Standards of Health Care in Malta

Standards of Health Care in Malta

Over the years Malta has succeeded in maintaining high standards of health care given its small size and population. Way back in 1574 at the times of the Order of the Knights of St John, the Sacra Infermeria had started to operate in Valletta and it was considered to be one of the best hospitals in Europe.

During the First World War Malta earned itself the eponym “Nurse of the Mediterranean” by the care that it provided to thousands of wounded soldiers who were brought over to our country. Malta’s reputation of excellence in medical care continued during the Second World War when St. Luke’s Hospital assumed its role as the country’s main general hospital.

Many new public health services have been introduced in more recent years. The extensive extension of these services by successive Nationalist (PN) Governments has made it possible for Maltese patients to receive various forms of treatment that were previously unavailable to them. This has drastically reduced the need for these patients to travel abroad for the purpose of receiving medical care.

Such increase in the number of public health services coupled with the yearly worldwide increase in the price of medicines has raised health care expenses to exuberant amounts. Yet the PN Government has coped financially with this soaring up of prices in the health sector without imposing charges on health care.

In line with its tradition of guaranteeing the highest standards of care to the Maltese population the PN came up with the idea of building a state of the art national hospital way back in 1990. Mater Dei Hospital was opened just over a year ago. This landmark project which is the envy of much larger and wealthier neighboring countries is estimated to have cost €580 million to complete and to be currently costing around €2.8 million a week to keep it going. It stands over a total floor area of 250,000 sqm, has 825 beds and 25 operating theatres and serves as a teaching facility to the neighboring University of Malta.

The PN has shown in practice that it gives priority to quality over quantity in its bid to ensure the provision of comprehensive health services of a high standard to Maltese nationals. Shortly after the PN returned to office in 1987 the Institute of Health Care (IHC) was established within the University of Malta. The initial scope of the IHC was to organize undergraduate courses for health care professionals so as to equip them with the knowledge and skills that they require to give a more valid contribution towards the health care needs of individuals and specific client groups.
For the first time ever University courses started to be organized by the IHC at degree level for Nurses, Midwives, Physiotherapists, Occupational Therapists, Radiographers, Speech-Language Pathologists, Medical Laboratory Technologists, Environmental Health Officers, Podiatrists and Dental Technicians. In this way these health care professionals could join their colleagues in the medical, dentistry and pharmaceutical professions who had already been provided with University education for many years. Master’s courses for health care professionals eventually started to be held at university by 1994 and to date a considerably large number of nurses and paramedical professionals have benefited from these courses.
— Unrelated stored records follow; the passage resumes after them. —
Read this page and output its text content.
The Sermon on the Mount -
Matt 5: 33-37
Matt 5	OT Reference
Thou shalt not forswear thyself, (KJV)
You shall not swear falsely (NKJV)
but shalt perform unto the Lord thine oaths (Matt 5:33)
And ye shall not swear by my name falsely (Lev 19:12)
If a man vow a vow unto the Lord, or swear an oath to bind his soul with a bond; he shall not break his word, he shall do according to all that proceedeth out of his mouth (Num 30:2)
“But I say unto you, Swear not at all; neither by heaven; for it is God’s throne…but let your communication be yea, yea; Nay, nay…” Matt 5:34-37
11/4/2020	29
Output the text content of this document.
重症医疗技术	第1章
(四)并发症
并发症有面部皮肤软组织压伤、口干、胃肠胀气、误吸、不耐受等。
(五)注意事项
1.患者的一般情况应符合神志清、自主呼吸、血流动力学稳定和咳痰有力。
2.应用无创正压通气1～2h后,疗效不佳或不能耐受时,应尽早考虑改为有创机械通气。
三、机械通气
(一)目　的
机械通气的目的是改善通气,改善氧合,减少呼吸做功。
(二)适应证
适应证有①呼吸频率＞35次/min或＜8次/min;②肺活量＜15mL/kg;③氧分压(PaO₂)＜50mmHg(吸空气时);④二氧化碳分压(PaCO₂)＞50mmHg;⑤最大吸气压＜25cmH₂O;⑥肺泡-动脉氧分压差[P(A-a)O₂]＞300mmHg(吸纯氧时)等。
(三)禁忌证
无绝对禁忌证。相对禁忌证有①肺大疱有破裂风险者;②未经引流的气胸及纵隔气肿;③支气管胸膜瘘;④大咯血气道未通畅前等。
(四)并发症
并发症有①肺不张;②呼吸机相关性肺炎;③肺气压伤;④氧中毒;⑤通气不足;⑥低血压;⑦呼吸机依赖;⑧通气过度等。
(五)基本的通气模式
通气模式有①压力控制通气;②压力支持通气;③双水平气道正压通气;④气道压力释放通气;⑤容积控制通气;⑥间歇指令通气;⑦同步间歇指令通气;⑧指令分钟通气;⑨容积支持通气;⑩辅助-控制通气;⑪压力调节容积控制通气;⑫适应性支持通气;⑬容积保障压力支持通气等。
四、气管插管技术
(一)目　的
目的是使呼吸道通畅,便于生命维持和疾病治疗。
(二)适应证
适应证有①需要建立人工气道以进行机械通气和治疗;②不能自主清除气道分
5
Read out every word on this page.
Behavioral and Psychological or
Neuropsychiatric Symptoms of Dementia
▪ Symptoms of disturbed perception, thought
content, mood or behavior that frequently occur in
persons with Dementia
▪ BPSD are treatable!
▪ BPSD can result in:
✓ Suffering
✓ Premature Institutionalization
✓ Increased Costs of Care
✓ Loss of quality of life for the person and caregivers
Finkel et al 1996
Public Officers in the Nursing and Paramedical grades were able to assume their roles and responsibilities with greater professionalism by virtue of the knowledge and competence that they attained as a result of the upgrading of their respective courses to University level. This factor alone enabled each and every one of these classes of workers to obtain a career stream with hierarchical grades enjoying considerably higher salary levels within the 20 level classification structures for the Public Service that became effective in 1993. New managerial posts were created for every class as part of the Public Service Reform while Nurses and Environmental Health Officers were given a higher post of Director. To make the considerably numerically larger Nursing Class complete a further three posts of Assistant Director were created with responsibility for the various respective areas of nursing.
Apart from a higher status and higher salaries, health care workers in government employment have started enjoying monetary allowances to compensate for the nature of their work that run into thousands of euros yearly. Furthermore doctors, dentists and pharmacists in the public service can claim a fixed sum of €1200 per year for continuing professional development, while nurses are entitled to €700 yearly for the same purpose.

The PN government also enacted the Health Care Professions Act of 2003, thus giving full autonomy to health care professions in their work and at the same time bringing Maltese legislation into line with the EU acquis on mutual recognition of professional qualifications.
It is certainly much to the credit of the PN that Malta is enjoying the high standards of health care that it has today.